Oleh: Dasman Boy Dt Rj Dihilie
(Wartawan Utama)
Manusia mati maninggaan bakeh, gajah mati maninggaan gadiang, Harimau mati maninggaan balang.
Pepatah usang ini mengisyaratkan, kepada manusia, baik manusia biasa maupun pemimpin harus meninggalkan karya, pasca tak memimpin lagi.
Sehingga, bakeh tersebut, bagian dari maambik contoh ka nan sudah, maambik tuah ka nan manang. Artinya, bakeh (karya – red) seseorang tadi menjadi contoh, bagi pemimpin yang akan datang. Bukan, sebaliknya merubah atau menukar nama karya pemimpin yang sebelumnya. Hal ini sama saja dengan “manembak di ateh kudo”, dengan memanfaatkan karya orang lain untuk sekadar ketenaran seremonial belaka.

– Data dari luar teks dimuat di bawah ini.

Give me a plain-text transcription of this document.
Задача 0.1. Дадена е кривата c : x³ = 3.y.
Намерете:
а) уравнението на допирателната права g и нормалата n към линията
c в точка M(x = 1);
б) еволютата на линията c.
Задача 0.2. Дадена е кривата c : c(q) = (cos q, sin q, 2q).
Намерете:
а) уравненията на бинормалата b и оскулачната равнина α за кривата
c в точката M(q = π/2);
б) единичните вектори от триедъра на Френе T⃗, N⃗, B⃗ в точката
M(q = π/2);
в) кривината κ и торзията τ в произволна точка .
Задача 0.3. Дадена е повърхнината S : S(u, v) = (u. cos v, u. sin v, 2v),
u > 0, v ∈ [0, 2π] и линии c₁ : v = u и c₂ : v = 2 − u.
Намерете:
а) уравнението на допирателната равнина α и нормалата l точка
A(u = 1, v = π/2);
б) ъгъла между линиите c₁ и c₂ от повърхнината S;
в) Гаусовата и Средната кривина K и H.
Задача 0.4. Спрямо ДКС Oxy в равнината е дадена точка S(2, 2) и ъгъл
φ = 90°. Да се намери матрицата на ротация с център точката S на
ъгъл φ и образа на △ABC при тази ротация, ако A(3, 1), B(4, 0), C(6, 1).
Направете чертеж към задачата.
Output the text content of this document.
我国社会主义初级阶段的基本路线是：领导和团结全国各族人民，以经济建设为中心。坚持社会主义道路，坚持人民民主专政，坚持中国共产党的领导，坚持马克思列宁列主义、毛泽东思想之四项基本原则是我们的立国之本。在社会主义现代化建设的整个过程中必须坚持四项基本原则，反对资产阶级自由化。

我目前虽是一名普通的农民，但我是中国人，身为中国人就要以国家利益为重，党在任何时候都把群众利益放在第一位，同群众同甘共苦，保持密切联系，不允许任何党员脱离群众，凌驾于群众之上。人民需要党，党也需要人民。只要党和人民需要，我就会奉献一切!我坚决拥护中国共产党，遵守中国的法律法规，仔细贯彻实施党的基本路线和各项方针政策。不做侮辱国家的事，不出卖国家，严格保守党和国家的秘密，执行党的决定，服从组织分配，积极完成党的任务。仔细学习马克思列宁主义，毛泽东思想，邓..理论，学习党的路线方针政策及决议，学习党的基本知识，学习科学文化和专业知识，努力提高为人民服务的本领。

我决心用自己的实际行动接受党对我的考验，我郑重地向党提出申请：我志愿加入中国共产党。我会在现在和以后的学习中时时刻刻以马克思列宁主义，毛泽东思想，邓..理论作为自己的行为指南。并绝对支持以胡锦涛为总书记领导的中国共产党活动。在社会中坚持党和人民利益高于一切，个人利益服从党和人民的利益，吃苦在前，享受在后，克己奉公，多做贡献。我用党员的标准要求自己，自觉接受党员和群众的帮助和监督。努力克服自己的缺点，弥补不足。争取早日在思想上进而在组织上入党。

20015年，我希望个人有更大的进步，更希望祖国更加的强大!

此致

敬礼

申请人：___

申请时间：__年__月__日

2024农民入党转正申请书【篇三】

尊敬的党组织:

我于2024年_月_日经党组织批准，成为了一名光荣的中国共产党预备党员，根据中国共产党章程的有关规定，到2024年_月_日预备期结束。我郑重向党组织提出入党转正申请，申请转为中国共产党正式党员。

Bahkan, alangkah eloknya kalau yang tengah memimpin saat ini untuk mewujudkan karya kita sendiri dan jangan mendompleng ketenaran dengan karya orang lain. Eloklah, membangun karya yang baru dengan memberi nama dengan nama yang sesuai versi kita sendiri.
Misalnya, Masjid Raya Sumbar yang dibangun era kepemimpinan Gamawan Fauzi Dt Rj Nan Sati 2005- 2009. Sebelumnya, era kepemimpinan Zainal Bakar, juga telah menorehkan bakeh Bandara Internasional Minangkabau (BIM) Katapiang Padangpariaman dan Jembatan Layang Kelok Sembilan di Limapuluh Kota, namun Gamawan hanya melanjutkan pembangunan yang belum tuntas. Dan jadi catatan di sini, Gamawan tidak pernah merubah namanya. Semua itu tak terlepas dari menghargai bakeh pemimpin yang telah berkarya sebelumnya.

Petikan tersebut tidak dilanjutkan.